We learned the lesson the hardest way. At Inome, one of our biggest challenges is the clustering of 20+ billion records into about 250 million people profiles. We need to put the 20 billion records into a similarity graph and partition them into clusters by the values from carefully tuned and engineered machine learning based similarity models. It does not take much to describe the approach, we just have a couple of papers on it, but to build a system that implements it is no simple task.
We started from making our system work for a couple of billions of records, and scaling up a couple of billions or hundreds of millions a time, all the way to 20 billion. It has been a uphill struggle, how to optimize, best parallelize each step of the pipeline, especially the steps iterating over a large part of the graph, or synchronizing over the entire graph. Every step in the scaling up process was pure pain, sometimes we had to completely rewrite key algorithms and develop new ways to implement and improve them. That is not all. The more you parallelize the algorithm, the more stages your pipeline contains, and making the entire pipeline running robust and smoothly becomes all the more important. To do it, more stages of validation, normalization and quantative analysis on the quality of data input and output of each stage have to be added, before we finally have a robust and solid system.
It is only natural that we feel a lot of pride in pulling all of this through–the kind of joy NASA scientists and engineers experience when they watch rockets rolling off a new production line, rockets that are powerful enough to send payloads to Mars.
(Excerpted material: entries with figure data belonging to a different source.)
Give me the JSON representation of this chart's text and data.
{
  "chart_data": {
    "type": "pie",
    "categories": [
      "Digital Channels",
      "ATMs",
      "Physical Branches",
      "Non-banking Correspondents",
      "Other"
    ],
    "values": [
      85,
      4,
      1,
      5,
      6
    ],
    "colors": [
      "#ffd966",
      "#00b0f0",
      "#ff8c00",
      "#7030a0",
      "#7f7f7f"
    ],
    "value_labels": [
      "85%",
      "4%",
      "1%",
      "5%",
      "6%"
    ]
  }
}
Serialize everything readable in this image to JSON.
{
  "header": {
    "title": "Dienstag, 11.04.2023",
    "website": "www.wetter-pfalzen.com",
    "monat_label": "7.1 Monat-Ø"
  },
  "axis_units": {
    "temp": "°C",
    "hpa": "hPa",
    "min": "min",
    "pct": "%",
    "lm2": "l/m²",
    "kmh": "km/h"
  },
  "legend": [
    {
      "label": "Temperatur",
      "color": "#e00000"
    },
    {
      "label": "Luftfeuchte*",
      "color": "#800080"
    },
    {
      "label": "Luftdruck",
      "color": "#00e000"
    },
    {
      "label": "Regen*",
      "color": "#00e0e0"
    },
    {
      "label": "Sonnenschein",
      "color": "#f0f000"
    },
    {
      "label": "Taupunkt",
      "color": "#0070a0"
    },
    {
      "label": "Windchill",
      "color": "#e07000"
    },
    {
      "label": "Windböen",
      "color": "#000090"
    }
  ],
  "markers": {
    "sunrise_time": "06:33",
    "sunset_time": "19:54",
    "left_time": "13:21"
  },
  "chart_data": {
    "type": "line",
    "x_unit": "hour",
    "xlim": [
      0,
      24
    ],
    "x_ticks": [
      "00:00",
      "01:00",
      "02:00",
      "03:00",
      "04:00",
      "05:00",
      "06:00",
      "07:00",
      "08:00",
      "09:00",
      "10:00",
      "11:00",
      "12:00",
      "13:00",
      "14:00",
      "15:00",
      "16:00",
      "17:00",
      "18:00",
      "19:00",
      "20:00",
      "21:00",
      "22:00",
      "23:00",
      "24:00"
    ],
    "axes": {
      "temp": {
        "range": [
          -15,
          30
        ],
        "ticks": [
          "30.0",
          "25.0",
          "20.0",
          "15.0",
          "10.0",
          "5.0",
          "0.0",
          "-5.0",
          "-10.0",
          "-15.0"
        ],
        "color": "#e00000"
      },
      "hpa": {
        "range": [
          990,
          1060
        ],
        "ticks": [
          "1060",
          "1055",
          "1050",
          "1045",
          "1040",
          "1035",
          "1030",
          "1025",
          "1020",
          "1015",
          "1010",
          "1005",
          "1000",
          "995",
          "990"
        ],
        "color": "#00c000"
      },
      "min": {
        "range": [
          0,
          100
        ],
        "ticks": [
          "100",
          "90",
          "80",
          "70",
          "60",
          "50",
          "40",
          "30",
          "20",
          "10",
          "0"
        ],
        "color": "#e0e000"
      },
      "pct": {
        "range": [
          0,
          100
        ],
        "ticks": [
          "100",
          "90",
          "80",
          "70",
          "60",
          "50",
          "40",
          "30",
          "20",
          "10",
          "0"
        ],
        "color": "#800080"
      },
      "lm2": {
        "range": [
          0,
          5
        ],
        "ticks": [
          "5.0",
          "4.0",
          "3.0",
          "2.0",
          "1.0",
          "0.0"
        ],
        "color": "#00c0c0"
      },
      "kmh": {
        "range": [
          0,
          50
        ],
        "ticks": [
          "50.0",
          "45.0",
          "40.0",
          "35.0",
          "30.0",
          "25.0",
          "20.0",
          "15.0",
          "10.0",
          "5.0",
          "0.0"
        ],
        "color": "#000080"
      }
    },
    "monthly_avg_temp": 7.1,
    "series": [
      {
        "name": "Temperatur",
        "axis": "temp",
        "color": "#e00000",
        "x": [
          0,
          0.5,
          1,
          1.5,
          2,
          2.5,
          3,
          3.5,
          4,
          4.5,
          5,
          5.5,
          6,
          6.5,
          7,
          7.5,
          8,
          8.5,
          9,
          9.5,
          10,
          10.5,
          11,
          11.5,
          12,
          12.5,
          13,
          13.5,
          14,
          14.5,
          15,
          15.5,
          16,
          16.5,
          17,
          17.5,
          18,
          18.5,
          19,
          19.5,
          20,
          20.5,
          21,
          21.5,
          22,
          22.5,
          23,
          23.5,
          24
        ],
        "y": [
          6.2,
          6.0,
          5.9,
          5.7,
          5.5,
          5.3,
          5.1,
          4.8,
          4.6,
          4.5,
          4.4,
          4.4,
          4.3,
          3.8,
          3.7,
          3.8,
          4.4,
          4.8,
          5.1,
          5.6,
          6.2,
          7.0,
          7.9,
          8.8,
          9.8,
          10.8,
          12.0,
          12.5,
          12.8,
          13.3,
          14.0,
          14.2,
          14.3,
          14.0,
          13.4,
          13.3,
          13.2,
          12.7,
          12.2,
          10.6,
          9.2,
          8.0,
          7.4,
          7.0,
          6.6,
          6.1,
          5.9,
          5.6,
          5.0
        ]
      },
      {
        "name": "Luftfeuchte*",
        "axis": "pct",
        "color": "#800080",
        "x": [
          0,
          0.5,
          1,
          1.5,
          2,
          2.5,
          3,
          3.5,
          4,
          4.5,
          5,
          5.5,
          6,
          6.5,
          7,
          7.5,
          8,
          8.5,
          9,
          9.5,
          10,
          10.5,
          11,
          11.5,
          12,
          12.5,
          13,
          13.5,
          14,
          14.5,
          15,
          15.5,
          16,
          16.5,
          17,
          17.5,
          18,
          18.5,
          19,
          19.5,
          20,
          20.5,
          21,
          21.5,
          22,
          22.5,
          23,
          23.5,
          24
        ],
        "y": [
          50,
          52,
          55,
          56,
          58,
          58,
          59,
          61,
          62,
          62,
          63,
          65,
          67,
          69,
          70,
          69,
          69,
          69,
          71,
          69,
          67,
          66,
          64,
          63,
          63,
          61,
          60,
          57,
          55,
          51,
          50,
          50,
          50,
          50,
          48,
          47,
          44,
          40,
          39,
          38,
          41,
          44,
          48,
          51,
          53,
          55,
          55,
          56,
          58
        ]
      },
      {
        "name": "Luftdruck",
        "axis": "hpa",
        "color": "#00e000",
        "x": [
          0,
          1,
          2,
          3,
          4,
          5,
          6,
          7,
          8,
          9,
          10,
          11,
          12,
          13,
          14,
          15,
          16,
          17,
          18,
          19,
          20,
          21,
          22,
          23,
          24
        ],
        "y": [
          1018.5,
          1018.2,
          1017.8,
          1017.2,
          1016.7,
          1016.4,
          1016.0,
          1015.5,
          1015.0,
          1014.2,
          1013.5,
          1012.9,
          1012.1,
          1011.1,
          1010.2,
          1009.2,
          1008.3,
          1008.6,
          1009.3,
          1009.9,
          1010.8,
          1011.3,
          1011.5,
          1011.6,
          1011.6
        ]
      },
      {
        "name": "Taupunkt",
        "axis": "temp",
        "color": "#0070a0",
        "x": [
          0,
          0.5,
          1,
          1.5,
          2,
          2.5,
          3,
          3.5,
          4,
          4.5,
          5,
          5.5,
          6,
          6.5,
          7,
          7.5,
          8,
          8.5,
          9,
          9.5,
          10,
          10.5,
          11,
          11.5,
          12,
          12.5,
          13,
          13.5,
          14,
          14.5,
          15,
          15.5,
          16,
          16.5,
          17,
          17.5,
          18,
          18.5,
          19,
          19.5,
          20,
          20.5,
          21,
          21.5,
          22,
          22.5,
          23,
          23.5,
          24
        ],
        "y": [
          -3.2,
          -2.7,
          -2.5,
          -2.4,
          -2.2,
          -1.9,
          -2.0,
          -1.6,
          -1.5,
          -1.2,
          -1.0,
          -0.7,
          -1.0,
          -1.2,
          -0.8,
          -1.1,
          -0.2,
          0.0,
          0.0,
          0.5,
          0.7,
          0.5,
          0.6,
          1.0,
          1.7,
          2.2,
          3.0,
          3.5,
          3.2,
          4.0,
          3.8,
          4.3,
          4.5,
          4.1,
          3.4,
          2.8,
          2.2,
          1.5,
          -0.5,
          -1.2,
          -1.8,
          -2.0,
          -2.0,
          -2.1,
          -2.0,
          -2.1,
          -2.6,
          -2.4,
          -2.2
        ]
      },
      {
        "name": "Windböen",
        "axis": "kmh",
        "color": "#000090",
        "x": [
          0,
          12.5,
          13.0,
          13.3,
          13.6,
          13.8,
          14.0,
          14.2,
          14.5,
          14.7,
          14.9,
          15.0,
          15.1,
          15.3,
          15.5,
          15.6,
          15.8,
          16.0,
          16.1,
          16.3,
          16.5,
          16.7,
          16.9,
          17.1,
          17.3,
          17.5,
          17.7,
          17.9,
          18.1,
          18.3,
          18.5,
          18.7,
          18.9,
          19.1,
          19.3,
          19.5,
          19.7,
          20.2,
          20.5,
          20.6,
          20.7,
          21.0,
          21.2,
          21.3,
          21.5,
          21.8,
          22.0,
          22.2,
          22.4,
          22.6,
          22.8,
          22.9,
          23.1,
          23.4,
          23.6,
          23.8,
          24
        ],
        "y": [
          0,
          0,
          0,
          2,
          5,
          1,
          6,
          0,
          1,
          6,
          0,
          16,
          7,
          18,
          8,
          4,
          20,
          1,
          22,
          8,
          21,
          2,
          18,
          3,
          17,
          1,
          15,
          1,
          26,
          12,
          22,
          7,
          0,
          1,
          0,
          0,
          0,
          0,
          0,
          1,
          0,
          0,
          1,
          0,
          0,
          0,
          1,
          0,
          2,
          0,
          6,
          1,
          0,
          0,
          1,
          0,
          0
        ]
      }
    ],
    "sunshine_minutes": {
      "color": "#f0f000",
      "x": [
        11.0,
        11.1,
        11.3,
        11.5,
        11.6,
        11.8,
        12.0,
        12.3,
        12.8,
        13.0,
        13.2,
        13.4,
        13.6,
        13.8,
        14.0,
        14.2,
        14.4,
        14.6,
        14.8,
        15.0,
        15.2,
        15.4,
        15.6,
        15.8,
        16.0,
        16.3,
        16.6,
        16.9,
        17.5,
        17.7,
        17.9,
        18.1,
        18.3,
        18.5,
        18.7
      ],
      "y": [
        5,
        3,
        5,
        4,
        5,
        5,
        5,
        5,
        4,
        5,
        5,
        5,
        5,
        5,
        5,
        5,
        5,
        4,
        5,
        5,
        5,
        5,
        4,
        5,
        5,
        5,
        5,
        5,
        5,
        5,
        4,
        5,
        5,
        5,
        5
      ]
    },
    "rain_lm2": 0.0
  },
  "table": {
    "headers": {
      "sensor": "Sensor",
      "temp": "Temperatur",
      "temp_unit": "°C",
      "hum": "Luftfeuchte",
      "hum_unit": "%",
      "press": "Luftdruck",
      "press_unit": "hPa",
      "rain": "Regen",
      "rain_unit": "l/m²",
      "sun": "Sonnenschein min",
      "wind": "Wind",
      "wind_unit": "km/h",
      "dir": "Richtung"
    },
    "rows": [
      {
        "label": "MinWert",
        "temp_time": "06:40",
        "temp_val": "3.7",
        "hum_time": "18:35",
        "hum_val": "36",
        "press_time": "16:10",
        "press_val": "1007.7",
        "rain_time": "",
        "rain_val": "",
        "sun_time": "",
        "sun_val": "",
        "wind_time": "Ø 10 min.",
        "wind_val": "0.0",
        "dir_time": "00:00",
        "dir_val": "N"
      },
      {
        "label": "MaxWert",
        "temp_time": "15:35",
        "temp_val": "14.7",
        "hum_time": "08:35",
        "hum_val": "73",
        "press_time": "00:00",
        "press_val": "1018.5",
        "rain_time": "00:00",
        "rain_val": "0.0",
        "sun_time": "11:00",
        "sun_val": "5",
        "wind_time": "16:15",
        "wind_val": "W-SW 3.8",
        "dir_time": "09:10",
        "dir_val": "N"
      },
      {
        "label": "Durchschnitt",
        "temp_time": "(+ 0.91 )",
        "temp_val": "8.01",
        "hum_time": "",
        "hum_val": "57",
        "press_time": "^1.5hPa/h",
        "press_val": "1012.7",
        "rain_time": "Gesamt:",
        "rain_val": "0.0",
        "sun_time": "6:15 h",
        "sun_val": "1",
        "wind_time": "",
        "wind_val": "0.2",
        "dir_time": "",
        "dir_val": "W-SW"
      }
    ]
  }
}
You can imagine the shock we feel when we have to scale our system down to meet some new customer needs. We never realize how much we have done until we have to link only a couple of thousand records to our corpus. Guess you never fully appreciate how sophisticated your rocket production pipeline is unless you try to use it to make a firecracker for your daughter on the Independence day.
But unlike making a firecracker, we still have 250 million profiles on the other side of the bipartite graph. To make the new scale-downed pipeline robust and working well for small data (to us, it means anywhere between thousands to tens of millions), there are still a lot of optimization to go. We have imagined during our days of struggling to scale up, that one day, after we finally make it, we might have to scale it all the way back and re-adapt ourselves to the world of “small data”.